Notre joint-venture avec Olam est coordonnée au développement de notre politique nationale ; nous avons déjà engagé Olam à se conformer aux normes environnementales et sociales les plus strictes. La société Olam respecte de façon proactive ces normes imposées par le Gouvernement et contribue activement au plan de développement économique durable du Gabon tout en créant des emplois ruraux et des revenus indispensables à la population majoritairement jeune du Gabon.

Sélection des zones d’aménagement du territoire:

Le rapport s’appuie de façon sélective sur les Évaluations de l’impact environnemental et social(ESIA) réalisées par Olam et définit les choix opérés par le gouvernement gabonais ainsi que par Olam Gabon pour les premières phases du développement de la culture du palmier à huile au Gabon.

Un guide clé est le Plan national d’utilisation des terres, en cours d’élaboration. (www.pnatgabon.ga).

Le Plan vise à optimiser l’affectation des terres à l’agriculture, à la foresterie, à la conservation et à d’autres utilisations, afin de permettre un développement durable ne contribuant pas au changement climatique. Les objectifs nationaux en matière d’agriculture de subsistance et industrielle peuvent être atteints en allouant des zones déjà dégradées qui ont été exploitées dans le passé par les populations rurales, des forêts exploitées et secondaires de faible valeur écologique et des zones dans les régions dominées par la savane. La densité de population rurale du Gabon est d’environ 1/66ème celle de l’Indonésie, ce qui réduit significativement le besoin en terres agricoles. C’est donc un fantasme d’imaginer, comme semble le faire Mighty, que le Gabon convertira ses paysages forestiers anciens en terres pour l’agriculture industrielle; seul un petit pourcentage des terres forestières les moins précieuses sera mis à la disposition de tels projets au travers de notre Plan national d’utilisation des terres.

Le processus de planification de l’utilisation des terres est exposé dans l’ébauche de politique de l’Agence nationale des parcs nationaux du Gabon sur les palmiers à huile, qui a été remise en 2015 aux différents intervenants, y compris Brain Forest, pour recueillir leurs commentaires, ainsi qu’à deux publications scientifiques dont les articles sont révisés par des pairs. Le rapport de Mighty ne mentionne aucun de ces travaux de planification, qui sont, selon nous, tout-à-fait uniques dans les régions tropicales.

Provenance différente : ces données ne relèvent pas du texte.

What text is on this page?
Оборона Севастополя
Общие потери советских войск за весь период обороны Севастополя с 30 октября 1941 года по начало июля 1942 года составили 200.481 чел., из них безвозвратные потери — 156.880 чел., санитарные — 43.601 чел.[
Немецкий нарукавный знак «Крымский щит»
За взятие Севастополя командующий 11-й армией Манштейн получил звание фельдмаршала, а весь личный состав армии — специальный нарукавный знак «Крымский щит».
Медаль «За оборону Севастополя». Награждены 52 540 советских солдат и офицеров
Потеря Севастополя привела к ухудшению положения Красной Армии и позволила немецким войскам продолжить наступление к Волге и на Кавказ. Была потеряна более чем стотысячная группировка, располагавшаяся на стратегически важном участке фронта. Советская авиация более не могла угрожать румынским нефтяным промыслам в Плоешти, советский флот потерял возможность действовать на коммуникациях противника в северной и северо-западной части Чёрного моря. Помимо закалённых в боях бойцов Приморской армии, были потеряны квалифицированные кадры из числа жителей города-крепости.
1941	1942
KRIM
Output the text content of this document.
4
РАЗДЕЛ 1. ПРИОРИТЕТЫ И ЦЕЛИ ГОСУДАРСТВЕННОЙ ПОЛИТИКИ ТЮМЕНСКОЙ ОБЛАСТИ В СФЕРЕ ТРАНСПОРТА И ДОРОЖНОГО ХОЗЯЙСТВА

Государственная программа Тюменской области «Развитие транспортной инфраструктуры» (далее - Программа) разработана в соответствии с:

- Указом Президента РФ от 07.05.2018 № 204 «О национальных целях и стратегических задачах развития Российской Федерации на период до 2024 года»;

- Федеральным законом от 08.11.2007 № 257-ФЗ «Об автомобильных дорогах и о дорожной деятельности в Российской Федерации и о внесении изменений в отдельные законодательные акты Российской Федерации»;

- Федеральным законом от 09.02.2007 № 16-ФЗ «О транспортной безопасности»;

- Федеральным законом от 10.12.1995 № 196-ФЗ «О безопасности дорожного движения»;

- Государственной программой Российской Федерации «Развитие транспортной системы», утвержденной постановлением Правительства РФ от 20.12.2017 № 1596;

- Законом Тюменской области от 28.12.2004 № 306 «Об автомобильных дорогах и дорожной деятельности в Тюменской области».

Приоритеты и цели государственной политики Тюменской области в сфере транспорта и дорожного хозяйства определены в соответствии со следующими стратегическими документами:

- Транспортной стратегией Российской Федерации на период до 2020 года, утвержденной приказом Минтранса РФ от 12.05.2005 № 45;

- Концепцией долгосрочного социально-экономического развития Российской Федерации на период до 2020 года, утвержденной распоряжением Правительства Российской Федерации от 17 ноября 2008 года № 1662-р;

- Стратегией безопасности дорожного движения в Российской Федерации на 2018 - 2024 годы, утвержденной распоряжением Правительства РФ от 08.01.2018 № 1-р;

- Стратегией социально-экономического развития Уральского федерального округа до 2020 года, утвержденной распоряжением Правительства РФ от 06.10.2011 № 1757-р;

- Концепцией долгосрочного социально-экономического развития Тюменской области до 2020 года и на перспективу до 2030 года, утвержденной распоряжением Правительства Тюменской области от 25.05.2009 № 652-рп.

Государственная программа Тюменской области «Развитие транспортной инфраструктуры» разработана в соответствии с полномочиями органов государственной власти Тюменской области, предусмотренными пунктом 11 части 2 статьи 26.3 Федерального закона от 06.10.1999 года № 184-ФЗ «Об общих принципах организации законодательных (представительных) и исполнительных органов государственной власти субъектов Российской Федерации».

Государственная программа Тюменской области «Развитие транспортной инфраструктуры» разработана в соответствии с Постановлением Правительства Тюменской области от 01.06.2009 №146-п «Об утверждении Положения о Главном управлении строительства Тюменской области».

L’attribution à Olam de permis de plantation de palmiers à huile a été un test clé dans la mise en œuvre de ce Plan d’utilisation des terres. Alors que les premiers permis (très critiqués par Mighty dans son rapport) dans la région de Kango ont été accordés avant que le processus de Planification de l’utilisation des terres ne soit mis en œuvre, le rejet par Olam de deux des trois permis a été conforme aux recommandations préliminaires du Comité pour l’aménagement du territoire chargé de l’élaboration de ce plan. La concession d’Awala a également servi de test pour l’équipe en charge de la planification de l’utilisation des terres, qui a pu identifier des concessions offertes ultérieurement à Olam. Il est erroné d’affirmer, comme Mighty le fait dans son rapport, qu’Olam a décliné ces permis suite à une enquête menée par la Fondation Brain Forest; ceci s’est effectué de manière proactive par Olam et le Gouvernement après les évaluations de l’impact économique et social.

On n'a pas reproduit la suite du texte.